Wat heeft dit te maken met het Recht om vergeten te worden?
In de AVG staat achter de titel van artikel 17 “(Right to be forgotten)” en in de Nederlandse vertaling “(Recht op vergetelheid)”. Enkelen herinneren zich wellicht nog wel vaag een uitspraak tussen een Spaanse ondernemer en een saleskantoor van Google in Spanje. Deze rechtszaak ging over een ondernemer die telkens als hij zijn naam intypte in Google als een van de eerste zoekresultaten werd geconfronteerd met zijn eerdere faillissement.
De informatie in de krant was juist en ook geplaatst in lijn met wettelijke verplichtingen (bij openbare verkoop is maximale publiciteit de bedoeling om zoveel mogelijk bieders te trekken op last van de minister van Arbeid en Sociale Zaken). De hoogste Europese rechter van de Europese Unie sprak zich uit over de vraag of het recht op gegevenswissing (onder de richtlijn) betekent dat de heer Costeja kon eisen van Google de verwijzingen naar dat krantenartikel te verwijderen, omdat de informatie hem schade berokkende en wenste op een gegeven moment vergeten te worden.
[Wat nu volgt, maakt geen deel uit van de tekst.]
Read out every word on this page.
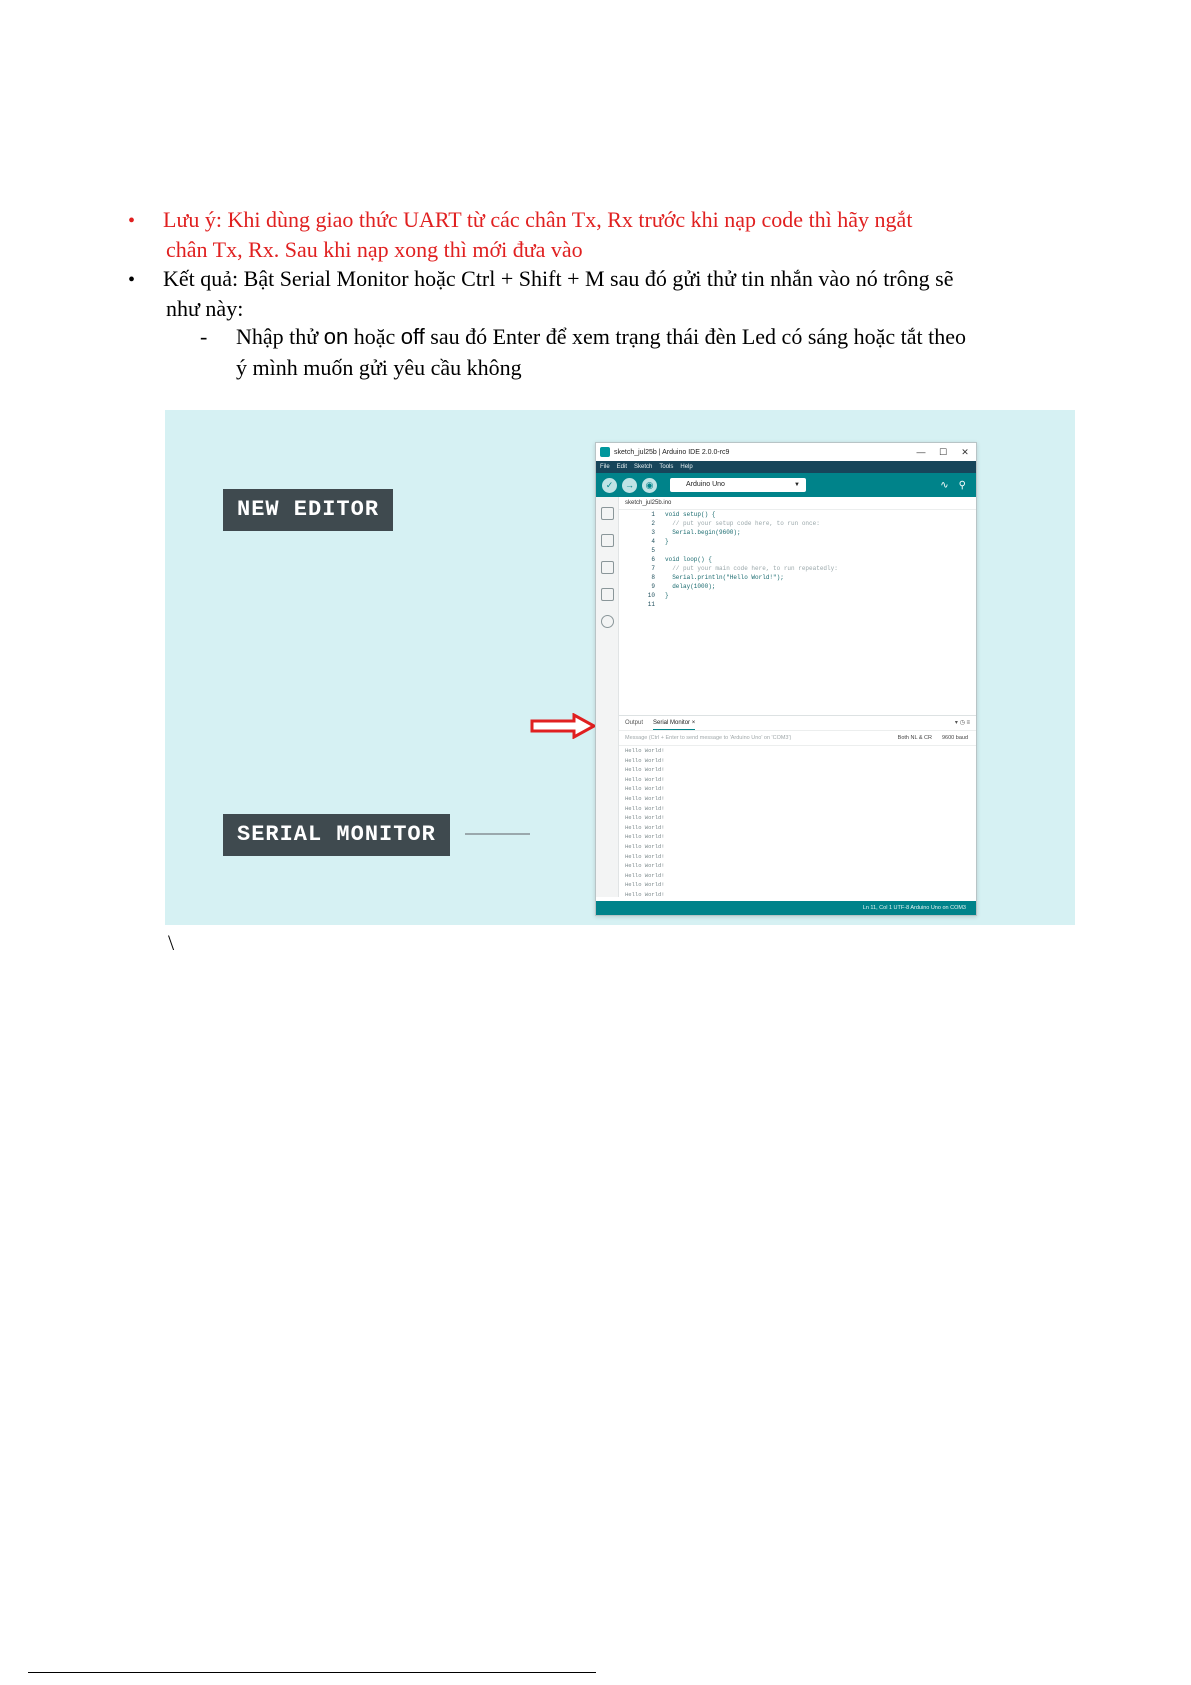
• Lưu ý: Khi dùng giao thức UART từ các chân Tx, Rx trước khi nạp code thì hãy ngắt
chân Tx, Rx. Sau khi nạp xong thì mới đưa vào
• Kết quả: Bật Serial Monitor hoặc Ctrl + Shift + M sau đó gửi thử tin nhắn vào nó trông sẽ
như này:
- Nhập thử on hoặc off sau đó Enter để xem trạng thái đèn Led có sáng hoặc tắt theo
ý mình muốn gửi yêu cầu không
NEW EDITOR
SERIAL MONITOR
sketch_jul25b | Arduino IDE 2.0.0-rc9	—	☐	✕
File Edit Sketch Tools Help
✓	→	◉	Arduino Uno	▼	∿ ⚲
sketch_jul25b.ino
1	void setup() {
2	// put your setup code here, to run once:
3	Serial.begin(9600);
4	}
5
6	void loop() {
7	// put your main code here, to run repeatedly:
8	Serial.println("Hello World!");
9	delay(1000);
10	}
11
Output Serial Monitor ×	▾ ◷ ≡
Message (Ctrl + Enter to send message to 'Arduino Uno' on 'COM3')	Both NL & CR 9600 baud
Hello World!
Hello World!
Hello World!
Hello World!
Hello World!
Hello World!
Hello World!
Hello World!
Hello World!
Hello World!
Hello World!
Hello World!
Hello World!
Hello World!
Hello World!
Hello World!
Ln 11, Col 1 UTF-8 Arduino Uno on COM3
\
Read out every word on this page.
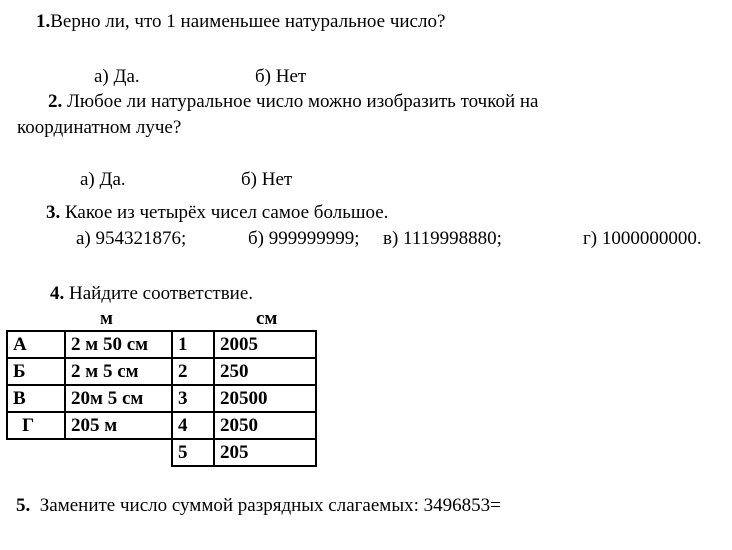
1.Верно ли, что 1 наименьшее натуральное число?
а) Да.	б) Нет
2. Любое ли натуральное число можно изобразить точкой на
координатном луче?
а) Да.	б) Нет
3. Какое из четырёх чисел самое большое.
а) 954321876;	б) 999999999; в) 1119998880;	г) 1000000000.
4. Найдите соответствие.
м	см
А	2 м 50 см	1	2005
Б	2 м 5 см	2	250
В	20м 5 см	3	20500
Г	205 м	4	2050
		5	205
5.  Замените число суммой разрядных слагаемых: 3496853=
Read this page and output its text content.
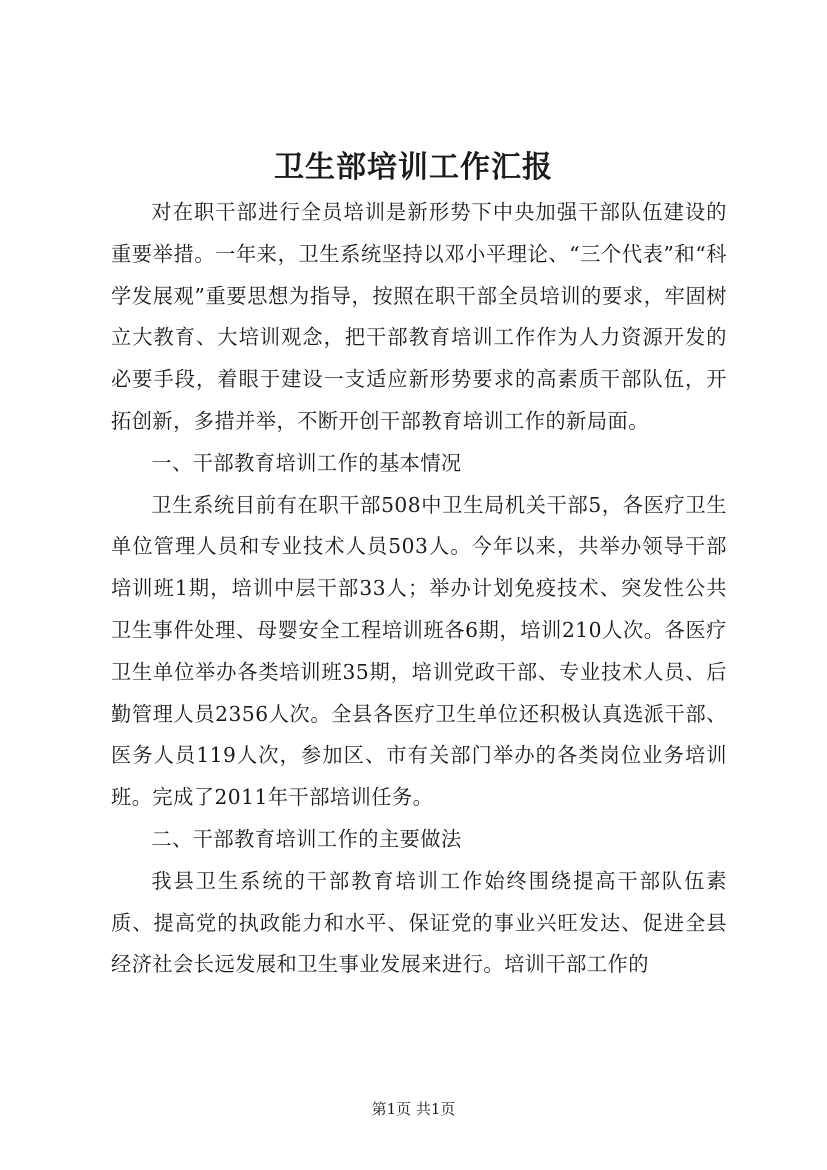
卫生部培训工作汇报

对在职干部进行全员培训是新形势下中央加强干部队伍建设的重要举措。一年来，卫生系统坚持以邓小平理论、“三个代表”和“科学发展观”重要思想为指导，按照在职干部全员培训的要求，牢固树立大教育、大培训观念，把干部教育培训工作作为人力资源开发的必要手段，着眼于建设一支适应新形势要求的高素质干部队伍，开拓创新，多措并举，不断开创干部教育培训工作的新局面。

一、干部教育培训工作的基本情况

卫生系统目前有在职干部508中卫生局机关干部5，各医疗卫生单位管理人员和专业技术人员503人。今年以来，共举办领导干部培训班1期，培训中层干部33人；举办计划免疫技术、突发性公共卫生事件处理、母婴安全工程培训班各6期，培训210人次。各医疗卫生单位举办各类培训班35期，培训党政干部、专业技术人员、后勤管理人员2356人次。全县各医疗卫生单位还积极认真选派干部、医务人员119人次，参加区、市有关部门举办的各类岗位业务培训班。完成了2011年干部培训任务。

二、干部教育培训工作的主要做法

我县卫生系统的干部教育培训工作始终围绕提高干部队伍素质、提高党的执政能力和水平、保证党的事业兴旺发达、促进全县经济社会长远发展和卫生事业发展来进行。培训干部工作的

第1页 共1页
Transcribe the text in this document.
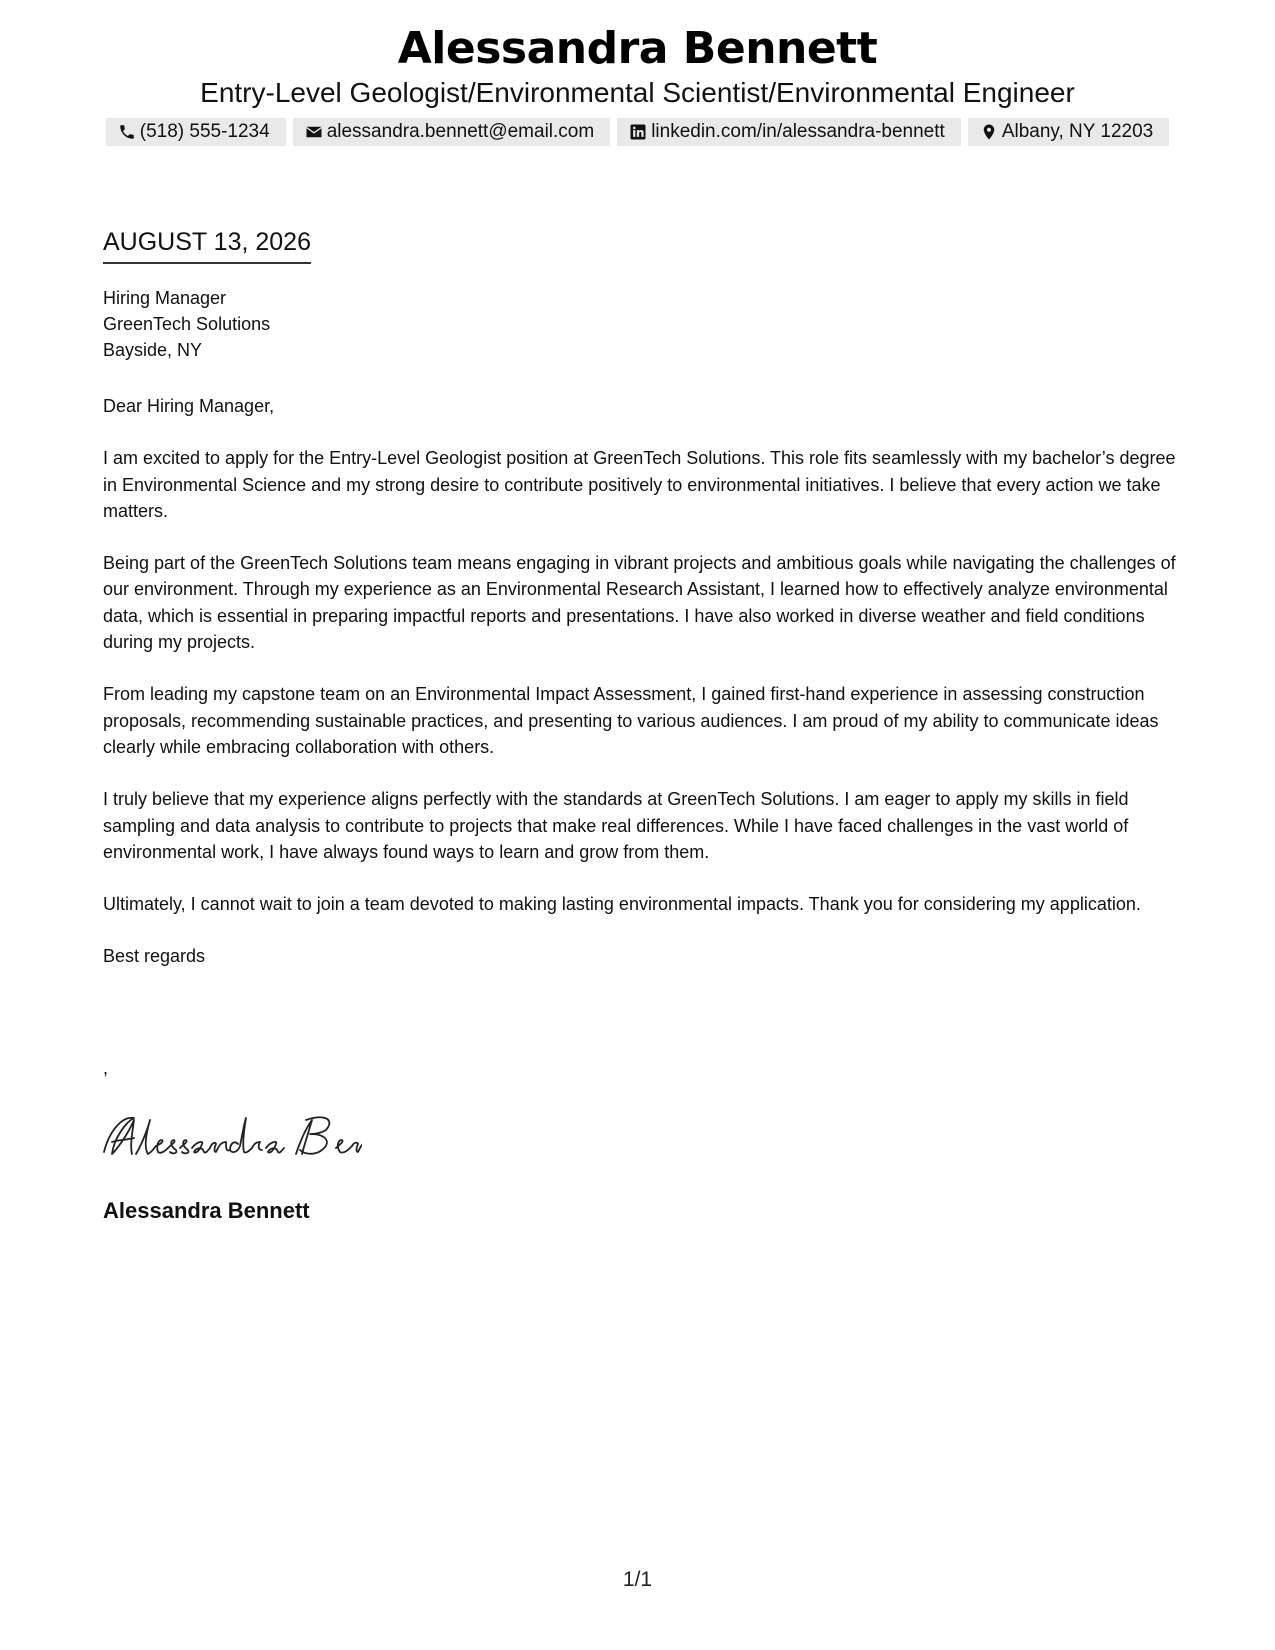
Alessandra Bennett
Entry-Level Geologist/Environmental Scientist/Environmental Engineer
(518) 555-1234	alessandra.bennett@email.com	linkedin.com/in/alessandra-bennett	Albany, NY 12203
AUGUST 13, 2026
Hiring Manager
GreenTech Solutions
Bayside, NY

Dear Hiring Manager,

I am excited to apply for the Entry-Level Geologist position at GreenTech Solutions. This role fits seamlessly with my bachelor’s degree in Environmental Science and my strong desire to contribute positively to environmental initiatives. I believe that every action we take matters.

Being part of the GreenTech Solutions team means engaging in vibrant projects and ambitious goals while navigating the challenges of our environment. Through my experience as an Environmental Research Assistant, I learned how to effectively analyze environmental data, which is essential in preparing impactful reports and presentations. I have also worked in diverse weather and field conditions during my projects.

From leading my capstone team on an Environmental Impact Assessment, I gained first-hand experience in assessing construction proposals, recommending sustainable practices, and presenting to various audiences. I am proud of my ability to communicate ideas clearly while embracing collaboration with others.

I truly believe that my experience aligns perfectly with the standards at GreenTech Solutions. I am eager to apply my skills in field sampling and data analysis to contribute to projects that make real differences. While I have faced challenges in the vast world of environmental work, I have always found ways to learn and grow from them.

Ultimately, I cannot wait to join a team devoted to making lasting environmental impacts. Thank you for considering my application.

Best regards

,
Alessandra Bennett
1/1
De Europese rechter geeft aan dat via het recht op gegevenswissing en het recht op bezwaar Costeja van Google mag eisen dat de links worden verwijderd. Met het oog op de AVG is dit eigenlijk slechts de uitleg van artikel 17 lid 1 sub c AVG. De omstandigheid of hij nu daadwerkelijk schade had speelde daarbij geen rol. De kern van de afweging tussen de (economische) belangen van de zoekmachine en de grondrechten van Costeja in het kader van de gevoeligheid van de informatie over zijn faillissement en het feit dat de informatie zestien jaar daarvoor is gepubliceerd. Sinds die tijd kennen we via de zoekmachine ook citaten als “Sommige resultaten zijn mogelijk verwijderd op grond van Europese wetgeving inzake gegevensbescherming.” Costeja heeft dus op juridisch vlak zijn gelijk behaald, echter zullen inmiddels veel (meer) mensen van zijn situatie afweten dan hij had gewenst.
In een samenleving waar de opslagcapaciteit het bewaren van gegevens niet meer begrensd, hebben we sturing gekregen vanuit de privacywetgeving. Met de AVG is die sturing iets concreter geworden. Het recht op gegevenswissing stelt personen in staat organisaties alert te houden op wanneer het tijd wordt schoon schip te maken. Tegelijkertijd blijft er de ruimte voor organisaties om gegevens wél te bewaren wanneer daar goede redenen voor zijn. Idealiter zijn organisaties zich daar zelf ook al goed bewust van. Het is aan te raden de komende tijd eens te bekijken wat de status hiervan is binnen uw organisatie, voordat u dat vergeet!